SOLOPOS.COM - Warga Dukuh Sruni, Desa Sruni, Asriyah, menunjukkan tangki pembuatan biogas dari limbah kotoran sapi di halaman rumahnya, belum lama ini. (Hijriyah Al Wakhidah/JIBI/Solopos)

Warga Desa Sruni, Musuk, Boyolali, menggunakan biogas dari kotoran sapi.

Solopos.com, BOYOLALI — Sedikitnya 107 rumah tangga di Desa Sruni, Kecamatan Musuk, Boyolali, telah memanfaatkan biogas dari limbah kotoran sapi untuk bahan bakar kompor di dapur.

Promosi Jalur Mudik Pantura Jawa Makin Adem Berkat Trembesi

Saat ini, biogas itu dimanfaatkan untuk memasak di dapur sebagai pengganti elpiji. Namun, ke depan biogas akan dikembangkan sebagai sumber energi listrik.
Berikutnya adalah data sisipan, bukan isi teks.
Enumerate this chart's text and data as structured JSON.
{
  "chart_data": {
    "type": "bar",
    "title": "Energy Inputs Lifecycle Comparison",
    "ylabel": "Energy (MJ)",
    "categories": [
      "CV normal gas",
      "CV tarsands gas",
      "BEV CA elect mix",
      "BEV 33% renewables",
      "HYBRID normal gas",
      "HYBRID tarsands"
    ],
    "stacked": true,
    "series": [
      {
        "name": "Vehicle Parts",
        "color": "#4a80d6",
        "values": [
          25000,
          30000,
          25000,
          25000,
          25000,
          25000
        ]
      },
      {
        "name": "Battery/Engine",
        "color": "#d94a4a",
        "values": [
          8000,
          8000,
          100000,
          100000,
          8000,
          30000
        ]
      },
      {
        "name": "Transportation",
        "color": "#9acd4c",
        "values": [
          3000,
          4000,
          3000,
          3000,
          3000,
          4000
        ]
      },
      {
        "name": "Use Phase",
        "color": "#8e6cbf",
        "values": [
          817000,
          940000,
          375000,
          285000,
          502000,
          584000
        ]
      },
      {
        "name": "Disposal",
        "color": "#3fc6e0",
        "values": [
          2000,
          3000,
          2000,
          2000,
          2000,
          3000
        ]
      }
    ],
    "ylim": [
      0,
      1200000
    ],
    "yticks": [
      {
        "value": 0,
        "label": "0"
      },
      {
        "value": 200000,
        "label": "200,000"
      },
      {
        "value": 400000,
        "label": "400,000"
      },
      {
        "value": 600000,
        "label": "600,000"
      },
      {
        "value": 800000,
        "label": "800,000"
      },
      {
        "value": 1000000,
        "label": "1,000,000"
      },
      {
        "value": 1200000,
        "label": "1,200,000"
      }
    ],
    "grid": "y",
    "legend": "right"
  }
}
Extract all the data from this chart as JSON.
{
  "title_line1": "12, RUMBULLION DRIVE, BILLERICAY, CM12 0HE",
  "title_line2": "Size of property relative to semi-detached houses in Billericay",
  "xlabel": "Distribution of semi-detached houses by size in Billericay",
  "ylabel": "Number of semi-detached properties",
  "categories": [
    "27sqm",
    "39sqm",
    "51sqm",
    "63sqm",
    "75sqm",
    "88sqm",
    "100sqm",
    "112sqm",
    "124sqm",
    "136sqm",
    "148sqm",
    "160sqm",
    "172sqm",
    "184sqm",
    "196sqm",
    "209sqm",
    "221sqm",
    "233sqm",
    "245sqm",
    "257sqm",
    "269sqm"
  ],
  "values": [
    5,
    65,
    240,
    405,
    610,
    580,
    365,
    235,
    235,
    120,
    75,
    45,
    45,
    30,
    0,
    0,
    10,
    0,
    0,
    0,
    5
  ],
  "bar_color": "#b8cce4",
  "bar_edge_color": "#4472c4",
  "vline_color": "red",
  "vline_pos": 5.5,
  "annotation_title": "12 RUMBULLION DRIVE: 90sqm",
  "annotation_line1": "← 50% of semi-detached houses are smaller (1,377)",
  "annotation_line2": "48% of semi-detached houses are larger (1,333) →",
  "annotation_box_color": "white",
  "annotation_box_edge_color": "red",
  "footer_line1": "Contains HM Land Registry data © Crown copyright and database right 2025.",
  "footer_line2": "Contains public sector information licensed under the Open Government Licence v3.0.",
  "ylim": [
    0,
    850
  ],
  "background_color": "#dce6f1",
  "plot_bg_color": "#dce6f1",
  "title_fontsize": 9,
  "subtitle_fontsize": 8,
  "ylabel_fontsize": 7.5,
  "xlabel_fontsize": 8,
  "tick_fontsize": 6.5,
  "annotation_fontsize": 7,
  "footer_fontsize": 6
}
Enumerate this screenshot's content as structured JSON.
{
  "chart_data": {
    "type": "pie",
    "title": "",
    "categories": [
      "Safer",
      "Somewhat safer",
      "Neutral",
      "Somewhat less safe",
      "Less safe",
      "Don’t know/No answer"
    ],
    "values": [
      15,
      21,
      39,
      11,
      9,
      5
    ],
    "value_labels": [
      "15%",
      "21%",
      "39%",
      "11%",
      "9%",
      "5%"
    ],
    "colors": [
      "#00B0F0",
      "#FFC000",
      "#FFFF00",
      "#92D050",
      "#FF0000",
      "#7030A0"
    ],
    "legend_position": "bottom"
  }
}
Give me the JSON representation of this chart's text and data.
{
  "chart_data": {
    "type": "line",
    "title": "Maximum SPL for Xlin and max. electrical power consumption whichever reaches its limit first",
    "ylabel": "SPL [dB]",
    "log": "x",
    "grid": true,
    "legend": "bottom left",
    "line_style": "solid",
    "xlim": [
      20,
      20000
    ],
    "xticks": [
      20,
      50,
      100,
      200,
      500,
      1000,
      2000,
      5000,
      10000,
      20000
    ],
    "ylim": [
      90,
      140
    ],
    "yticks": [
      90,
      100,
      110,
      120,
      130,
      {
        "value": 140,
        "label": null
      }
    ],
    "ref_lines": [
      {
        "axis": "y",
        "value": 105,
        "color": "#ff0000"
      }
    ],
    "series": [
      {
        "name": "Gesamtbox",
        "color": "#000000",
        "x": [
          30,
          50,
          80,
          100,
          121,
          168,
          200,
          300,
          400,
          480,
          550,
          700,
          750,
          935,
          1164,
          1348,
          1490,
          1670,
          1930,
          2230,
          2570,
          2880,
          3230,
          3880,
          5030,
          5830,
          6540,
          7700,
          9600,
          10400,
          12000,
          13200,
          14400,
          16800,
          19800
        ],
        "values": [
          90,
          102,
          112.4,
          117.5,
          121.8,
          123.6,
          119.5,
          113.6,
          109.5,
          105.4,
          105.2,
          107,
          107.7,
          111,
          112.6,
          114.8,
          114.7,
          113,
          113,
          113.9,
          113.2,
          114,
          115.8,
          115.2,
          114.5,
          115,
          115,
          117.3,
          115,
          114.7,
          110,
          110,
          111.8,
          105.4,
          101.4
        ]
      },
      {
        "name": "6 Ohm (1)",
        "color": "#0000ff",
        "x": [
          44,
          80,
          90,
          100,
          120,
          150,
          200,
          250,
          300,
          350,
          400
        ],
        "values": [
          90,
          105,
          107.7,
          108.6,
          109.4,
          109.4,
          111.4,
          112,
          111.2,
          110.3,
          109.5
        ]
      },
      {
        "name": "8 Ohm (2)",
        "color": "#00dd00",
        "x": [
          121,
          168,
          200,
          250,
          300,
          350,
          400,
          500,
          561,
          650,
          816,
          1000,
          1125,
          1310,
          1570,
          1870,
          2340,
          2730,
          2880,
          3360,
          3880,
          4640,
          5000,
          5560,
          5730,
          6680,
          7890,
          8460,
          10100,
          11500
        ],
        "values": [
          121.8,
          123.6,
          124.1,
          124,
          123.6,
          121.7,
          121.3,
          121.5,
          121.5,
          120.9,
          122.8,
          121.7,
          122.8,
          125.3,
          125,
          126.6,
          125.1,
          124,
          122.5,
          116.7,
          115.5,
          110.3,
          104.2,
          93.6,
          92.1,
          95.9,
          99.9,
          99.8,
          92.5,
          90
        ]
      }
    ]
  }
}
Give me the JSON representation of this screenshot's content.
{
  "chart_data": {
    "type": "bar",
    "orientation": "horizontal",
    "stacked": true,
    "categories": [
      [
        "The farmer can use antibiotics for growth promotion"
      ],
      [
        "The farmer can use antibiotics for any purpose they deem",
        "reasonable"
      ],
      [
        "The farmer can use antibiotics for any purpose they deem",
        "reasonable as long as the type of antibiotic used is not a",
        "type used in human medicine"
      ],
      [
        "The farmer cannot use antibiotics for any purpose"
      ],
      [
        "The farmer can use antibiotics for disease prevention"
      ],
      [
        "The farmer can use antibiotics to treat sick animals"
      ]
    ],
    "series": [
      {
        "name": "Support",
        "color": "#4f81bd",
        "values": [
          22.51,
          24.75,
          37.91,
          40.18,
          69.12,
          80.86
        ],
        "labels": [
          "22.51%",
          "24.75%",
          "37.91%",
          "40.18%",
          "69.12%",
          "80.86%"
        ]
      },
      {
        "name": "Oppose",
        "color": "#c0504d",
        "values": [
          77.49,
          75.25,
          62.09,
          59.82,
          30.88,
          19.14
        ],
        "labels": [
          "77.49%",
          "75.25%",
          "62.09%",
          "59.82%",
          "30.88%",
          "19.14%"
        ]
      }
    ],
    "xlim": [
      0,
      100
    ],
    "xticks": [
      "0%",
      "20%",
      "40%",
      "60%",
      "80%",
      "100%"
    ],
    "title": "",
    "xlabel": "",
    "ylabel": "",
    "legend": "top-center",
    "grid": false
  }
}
Ketua Kelompok Tani Agni Mandiri Desa Sruni, Setyo, mengatakan pemanfaatan potensi limbah ternak sapi menjadi energi alternatif telah membawa desa di sisi timur Gunung Merapi itu menjadi juara I dalam Lomba Desa Mandiri Energi tingkat provinsi.

“Kotoran sapi atau lethong selama ini hanya dipakai sebagai pupuk. Namun, di desa kami, kotoran sapi dimanfaatkan lebih dari itu, sebagai sumber energi, bisa menggantikan elpiji dan kayu bakar,” kata Setyo kepada Solopos.com, akhir pekan lalu.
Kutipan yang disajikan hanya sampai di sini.